Borrowed and inspired from Pat Walters gist

rxn = AllChem.ReactionFromSmarts("[#6:10]-[#7H2:9].[#7]-[c:4]1[c:5][c:6][c:7][c:8][c:3]1-[#6](-[OH])=O.[#6H:1](-[#6:2])=O>>[#6:10]-[#7:9]-c1n[c:1](-[#6:2])n[c:4]2[c:5][c:6][c:7][c:8][c:3]12")

react_dict = {'R1':[],'R2':[],'R3':[], 'product':[]}
for r1, r2, r3 in product( *[primary_amines_list, amino_benzoic_list, aldehyde_list]):
  react_dict['R1'].append(r1)
  react_dict['R2'].append(r2)
  react_dict['R3'].append(r3)
  r1_mol = Chem.MolFromSmiles(r1)
  r2_mol = Chem.MolFromSmiles(r2)
  r3_mol = Chem.MolFromSmiles(r3)
  for prod in rxn.RunReactants([r1_mol,r2_mol,r3_mol]):
    prod_mol = prod[0]
    Chem.SanitizeMol(prod_mol)
    react_dict['product'].append(Chem.MolToSmiles(prod_mol))

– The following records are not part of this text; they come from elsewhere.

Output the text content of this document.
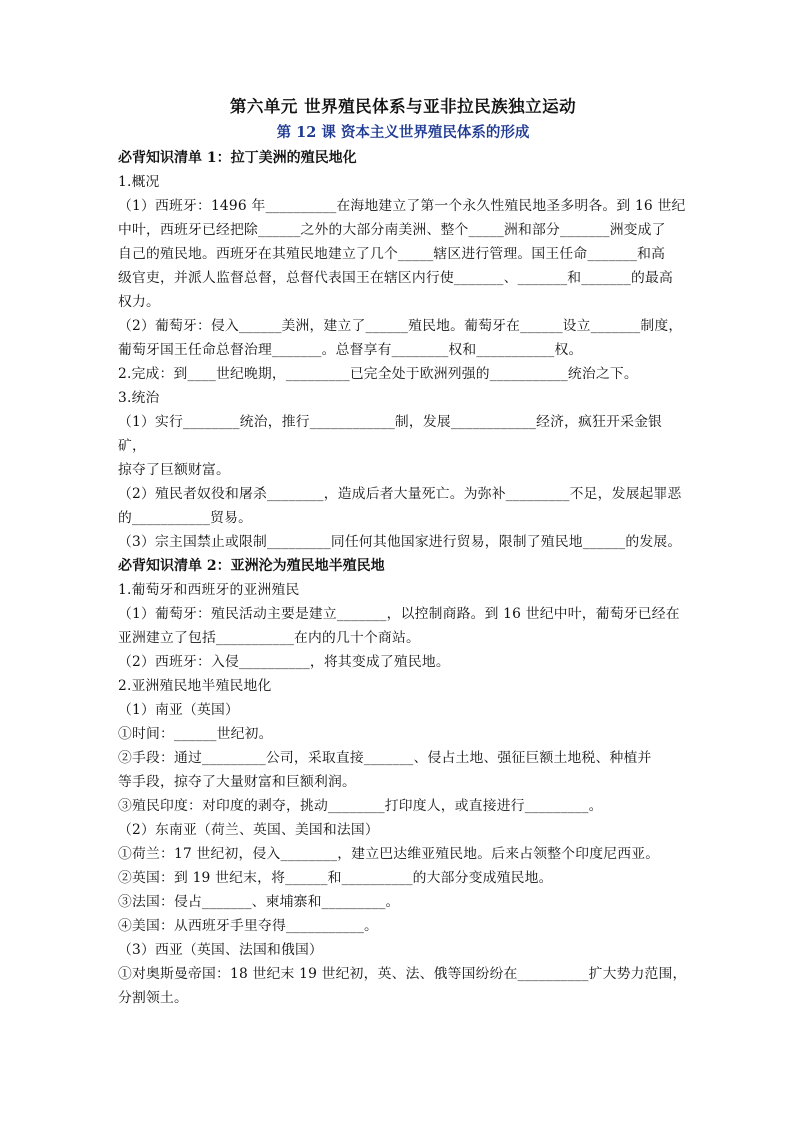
第六单元 世界殖民体系与亚非拉民族独立运动
第 12 课 资本主义世界殖民体系的形成
必背知识清单 1：拉丁美洲的殖民地化
1.概况
（1）西班牙：1496 年__________在海地建立了第一个永久性殖民地圣多明各。到 16 世纪
中叶，西班牙已经把除______之外的大部分南美洲、整个_____洲和部分_______洲变成了
自己的殖民地。西班牙在其殖民地建立了几个_____辖区进行管理。国王任命_______和高
级官吏，并派人监督总督，总督代表国王在辖区内行使_______、_______和_______的最高
权力。
（2）葡萄牙：侵入______美洲，建立了______殖民地。葡萄牙在______设立_______制度，
葡萄牙国王任命总督治理_______。总督享有________权和___________权。
2.完成：到____世纪晚期，_________已完全处于欧洲列强的___________统治之下。
3.统治
（1）实行________统治，推行____________制，发展____________经济，疯狂开采金银矿，
掠夺了巨额财富。
（2）殖民者奴役和屠杀________，造成后者大量死亡。为弥补_________不足，发展起罪恶
的___________贸易。
（3）宗主国禁止或限制_________同任何其他国家进行贸易，限制了殖民地______的发展。
必背知识清单 2：亚洲沦为殖民地半殖民地
1.葡萄牙和西班牙的亚洲殖民
（1）葡萄牙：殖民活动主要是建立_______，以控制商路。到 16 世纪中叶，葡萄牙已经在
亚洲建立了包括___________在内的几十个商站。
（2）西班牙：入侵__________，将其变成了殖民地。
2.亚洲殖民地半殖民地化
（1）南亚（英国）
①时间：______世纪初。
②手段：通过_________公司，采取直接_______、侵占土地、强征巨额土地税、种植并
等手段，掠夺了大量财富和巨额利润。
③殖民印度：对印度的剥夺，挑动________打印度人，或直接进行_________。
（2）东南亚（荷兰、英国、美国和法国）
①荷兰：17 世纪初，侵入________，建立巴达维亚殖民地。后来占领整个印度尼西亚。
②英国：到 19 世纪末，将______和__________的大部分变成殖民地。
③法国：侵占_______、柬埔寨和_________。
④美国：从西班牙手里夺得___________。
（3）西亚（英国、法国和俄国）
①对奥斯曼帝国：18 世纪末 19 世纪初，英、法、俄等国纷纷在__________扩大势力范围，
分割领土。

react_df = pd.DataFrame(react_dict)

Zip molecules

molzip lets you take a molecule containing multiple fragments and ‘zip’ them together. Atoms which should be bonded to the final molecule are labelled by connecting them to dummy atoms. The code looks at matching dummy atoms (with same isotopic labels) in the fragment and adds bonds between them.

sample = Chem.MolFromSmiles('[*:1]c1nc([*:2])nc([*:3])c1.CO[*:1].[*:2]N(CO)C.Cl[*:3]')
sample

Chem.molzip(sample)

RDKit documentation on Molzip and R-group decomposition

MolZip documentation and early version here

More examples here

Edit, merge, react molecules

Molecule tinkering using Rdkit: http://asteeves.github.io/blog/2015/01/14/editing-in-rdkit/

Using mol2grid

mols2grid is an interactive chemical viewer for 2D structures of small molecules, based on RDKit.

Useful set of functions in RDkit

Pat Walters has made a GitHub repo collecting useful RDKit functions here.